Das Fach Latein ermöglicht am Modell und an der Systematik der lateinischen Grammatik grundlegende Einsichten in das Funktionieren von Sprache überhaupt. Der Umgang mit der deutschen Sprache, u. a. beim Übersetzen, hält die Schülerinnen und Schüler immer wieder dazu an, beide Sprachen miteinander zu vergleichen und dabei im Sinne einer vertieften Sprachreflexion Gemeinsamkeiten und Unterschiede festzustellen. Die Kenntnis des Lateinischen als Ursprung der romanischen Sprachen und sein nachhaltiger Einfluss auf die Weltsprache Englisch erleichtert nicht nur das effektive Erlernen vieler moderner Fremdsprachen, sondern auch das Erschließen und die souveräne Verwendung zahlreicher Fremdwörter, u. a. aus wissenschaftlichen Fachsprachen und aus der Begriffswelt der modernen Technik und Wissenschaft.

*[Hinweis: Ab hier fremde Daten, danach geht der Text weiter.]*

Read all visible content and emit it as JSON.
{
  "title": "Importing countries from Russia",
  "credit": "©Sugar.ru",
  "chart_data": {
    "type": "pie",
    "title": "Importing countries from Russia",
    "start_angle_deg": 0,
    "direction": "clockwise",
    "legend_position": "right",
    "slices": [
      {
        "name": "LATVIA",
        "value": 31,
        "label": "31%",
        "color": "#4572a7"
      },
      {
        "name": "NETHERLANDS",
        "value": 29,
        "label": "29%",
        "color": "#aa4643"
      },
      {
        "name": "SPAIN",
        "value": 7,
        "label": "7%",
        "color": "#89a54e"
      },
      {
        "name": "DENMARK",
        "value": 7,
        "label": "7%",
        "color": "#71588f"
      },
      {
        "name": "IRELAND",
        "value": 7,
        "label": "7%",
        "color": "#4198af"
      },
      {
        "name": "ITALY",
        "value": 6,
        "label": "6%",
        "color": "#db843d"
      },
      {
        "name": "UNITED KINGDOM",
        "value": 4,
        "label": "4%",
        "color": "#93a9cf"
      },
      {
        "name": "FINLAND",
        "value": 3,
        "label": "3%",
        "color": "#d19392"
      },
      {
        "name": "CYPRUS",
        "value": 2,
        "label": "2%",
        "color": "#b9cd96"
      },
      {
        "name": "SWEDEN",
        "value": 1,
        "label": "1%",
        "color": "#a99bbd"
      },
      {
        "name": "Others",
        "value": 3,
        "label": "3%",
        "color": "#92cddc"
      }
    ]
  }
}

Die Analyse geschichtlicher Prozesse der Antike, verschiedener Verfassungsstrukturen und zentraler politischer Ideen hat im Lateinunterricht einen hohen Stellenwert, ebenso die kritische Auseinandersetzung mit der Wirkungsmacht von Sprache. Durch die Beschäftigung mit rhetorischen Texten erwerben die Schülerinnen und Schüler Kenntnisse und Fähigkeiten im Bereich der Rhetorik und setzen sich mit der Frage nach der ethischen Dimension der Beredsamkeit, d. h. des bewussten und ggf. manipulativen Einsatzes von Sprache, auseinander. Dabei werden auch politische Kontexte der Gegenwart berücksichtigt.
Durch intensive Sprachbetrachtung und gründliche Beschäftigung mit Texten sowie ihrem kulturellen Kontext eignen sich die Schülerinnen und Schüler auch unter Nutzung geeigneter digitaler Medien wesentliche Lern- und Arbeitstechniken sowie Strategien der Selbstorganisation an. So können sie ihr Vorgehen bewusst an den fachspezifischen, auf Präzision zielenden Erfordernissen ausrichten, ihre Lernfortschritte selbst einschätzen, unterschiedlichste Aufgaben- und Problemstellungen eigenständig und systematisch lösen sowie ihre Arbeitsergebnisse selbstkritisch überprüfen.